Brokers Eat Their Own
It would be difficult to find an industry as ethically bankrupt as those involved in "managing" your investments. The harm these "advisers" have done to the retirement aspirations of hardworking Americans is incalculable.
Almost every week, my view that this industry will do and say almost anything to line its pockets is validated. This week, New York Attorney General Eric Schneiderman filed a lawsuit against Credit Suisse alleging it deceived investors when it sold them mortgage-backed securities before the financial crisis. Investors who bought these bonds suffered losses of $11.2 billion.
The U.S. Attorney for the Southern District of New York charged Mathew Martoma, a former portfolio manager at hedge fund giant SAC Capital Advisors, with using inside information about the clinical trial of an Alzheimer's drug to assist SAC in generating up to $276 million in profits.
You have a fighting chance of avoiding becoming a victim when you invest your own funds and avoid brokers. Unfortunately, you don't have this option if your employer offers a 401(k) plan and you want to take advantage of the employer match. Your investment options typically consist primarily of high cost, actively managed funds which are likely to underperform a globally diversified portfolio of index funds. These funds are chosen by the plan administrator, usually based on the recommendation of brokers or insurance companies who "advise" the plan.
A decision last week in Minnesota by United States District Court Judge Susan Richard Nelson in Krueger v. Ameriprise Financial (Case No. 11-cv-02781) illustrates the lengths to which members of the securities industry will go to profit from the investment options in 401(k) plans.
Ameriprise is a large holding company that provides a broad range of financial planning services. The lawsuit seeks class action status and was filed by three current and four former participants in the Ameriprise 401(k) plan. One of the primary allegations involves the selection of funds managed by a subsidiary of Ameriprise. The complaint states that the plan was the first investor in these funds, which had no performance history. Plan assets of approximately $500 million a year were invested in these funds, commencing in 1995. Plaintiffs allege the funds performed poorly, underperforming their benchmarks, and accused Ameriprise of generating excessive fees from these investments.
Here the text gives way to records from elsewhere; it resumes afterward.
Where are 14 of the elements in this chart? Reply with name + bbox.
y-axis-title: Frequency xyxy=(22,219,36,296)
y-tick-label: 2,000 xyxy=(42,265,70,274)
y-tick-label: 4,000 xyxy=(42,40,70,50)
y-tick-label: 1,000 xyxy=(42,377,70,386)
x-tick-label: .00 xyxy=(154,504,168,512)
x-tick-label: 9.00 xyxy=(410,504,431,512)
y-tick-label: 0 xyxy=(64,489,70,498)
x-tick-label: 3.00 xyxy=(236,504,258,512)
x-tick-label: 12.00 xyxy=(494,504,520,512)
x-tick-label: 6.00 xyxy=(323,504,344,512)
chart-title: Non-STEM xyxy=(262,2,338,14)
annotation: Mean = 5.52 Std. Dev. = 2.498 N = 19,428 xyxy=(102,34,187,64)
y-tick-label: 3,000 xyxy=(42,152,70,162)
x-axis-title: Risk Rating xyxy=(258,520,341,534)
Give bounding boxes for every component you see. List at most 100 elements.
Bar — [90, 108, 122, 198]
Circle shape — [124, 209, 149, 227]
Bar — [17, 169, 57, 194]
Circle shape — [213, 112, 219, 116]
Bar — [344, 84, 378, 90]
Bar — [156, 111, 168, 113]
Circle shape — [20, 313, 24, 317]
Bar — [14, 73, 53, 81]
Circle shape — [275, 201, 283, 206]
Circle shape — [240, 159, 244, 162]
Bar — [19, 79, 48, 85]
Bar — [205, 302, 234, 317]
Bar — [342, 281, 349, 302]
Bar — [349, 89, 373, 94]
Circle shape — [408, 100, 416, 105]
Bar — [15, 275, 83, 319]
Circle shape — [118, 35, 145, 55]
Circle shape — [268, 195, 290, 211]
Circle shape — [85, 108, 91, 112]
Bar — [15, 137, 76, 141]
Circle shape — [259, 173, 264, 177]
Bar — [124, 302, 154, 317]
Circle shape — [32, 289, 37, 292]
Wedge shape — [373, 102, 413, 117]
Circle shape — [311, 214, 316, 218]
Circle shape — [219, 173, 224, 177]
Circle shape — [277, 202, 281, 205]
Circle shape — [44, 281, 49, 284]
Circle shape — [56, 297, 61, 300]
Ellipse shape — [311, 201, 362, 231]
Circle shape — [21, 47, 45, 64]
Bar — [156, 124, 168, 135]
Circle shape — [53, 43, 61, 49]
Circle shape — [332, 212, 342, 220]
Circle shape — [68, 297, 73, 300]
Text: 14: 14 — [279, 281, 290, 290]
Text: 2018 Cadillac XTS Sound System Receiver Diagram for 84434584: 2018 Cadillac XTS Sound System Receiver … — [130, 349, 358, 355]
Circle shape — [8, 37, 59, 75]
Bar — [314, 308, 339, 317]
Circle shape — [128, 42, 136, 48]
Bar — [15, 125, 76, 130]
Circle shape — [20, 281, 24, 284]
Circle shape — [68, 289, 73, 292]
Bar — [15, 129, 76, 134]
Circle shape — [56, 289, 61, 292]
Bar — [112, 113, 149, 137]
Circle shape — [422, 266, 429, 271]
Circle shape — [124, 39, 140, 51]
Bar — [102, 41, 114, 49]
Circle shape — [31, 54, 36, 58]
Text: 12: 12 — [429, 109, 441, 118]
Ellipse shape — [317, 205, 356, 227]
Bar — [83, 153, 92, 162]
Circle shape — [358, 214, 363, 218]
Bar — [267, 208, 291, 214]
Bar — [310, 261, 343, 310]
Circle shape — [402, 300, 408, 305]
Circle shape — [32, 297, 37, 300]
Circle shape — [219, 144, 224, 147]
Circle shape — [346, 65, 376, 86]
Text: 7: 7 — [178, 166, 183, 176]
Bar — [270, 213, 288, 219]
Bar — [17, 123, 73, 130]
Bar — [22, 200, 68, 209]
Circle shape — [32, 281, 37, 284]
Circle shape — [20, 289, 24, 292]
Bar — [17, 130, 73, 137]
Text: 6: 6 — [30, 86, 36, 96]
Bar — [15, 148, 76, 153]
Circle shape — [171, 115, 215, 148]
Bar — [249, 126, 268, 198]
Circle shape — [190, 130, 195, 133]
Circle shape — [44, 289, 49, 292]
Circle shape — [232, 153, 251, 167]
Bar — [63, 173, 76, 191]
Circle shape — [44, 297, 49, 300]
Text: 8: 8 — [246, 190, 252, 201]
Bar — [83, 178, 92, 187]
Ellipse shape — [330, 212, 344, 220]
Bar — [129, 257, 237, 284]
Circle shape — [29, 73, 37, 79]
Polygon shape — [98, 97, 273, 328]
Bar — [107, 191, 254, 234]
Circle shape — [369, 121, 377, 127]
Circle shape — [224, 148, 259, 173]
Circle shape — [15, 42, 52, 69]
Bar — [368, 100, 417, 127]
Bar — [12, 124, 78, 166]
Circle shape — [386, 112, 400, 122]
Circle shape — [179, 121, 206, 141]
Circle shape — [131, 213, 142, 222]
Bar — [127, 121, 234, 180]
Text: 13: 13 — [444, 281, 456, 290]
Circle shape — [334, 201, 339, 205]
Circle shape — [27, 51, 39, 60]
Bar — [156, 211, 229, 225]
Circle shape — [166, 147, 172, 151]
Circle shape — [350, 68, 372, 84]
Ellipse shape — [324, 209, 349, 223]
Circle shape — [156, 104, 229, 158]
Ameriprise moved to dismiss the complaint.
The District Court denied the motion to dismiss the claim relating to these funds, stating: "Plaintiffs in this case plausibly allege that Defendants selected Ameriprise affiliated funds, such as RiverSource mutual funds and non-mutual funds managed by ATC, to benefit themselves at the expense of participants." Counsel for the class representatives, Jerome Schlichter, of the St. Louis law firm of Schlichter, Bogard and Denton, stated: "Ameriprise certainly should know that their in house funds were poor choices for retirement assets."
This decision gives plaintiffs the opportunity to proceed with their case. It is not a finding of wrongdoing by Ameriprise. Nevertheless, it is illustrative of the cavalier attitude of plan sponsors. They are supposed to act as fiduciaries to plan participants by selecting investment options that are in the best interest of the participants. In my opinion, any plan that does not offer globally diversified portfolios of low management fee index funds should be deemed to violate this duty. Until the Courts adopt that position, lawyers will go after the low hanging fruit, and attack only the most egregious violations. The Ameriprise case fits well into this category. It's worse because it involves a large player in the advisory business placing its own interests above those of its employees.
The industry is so rife with greed that it eats its own.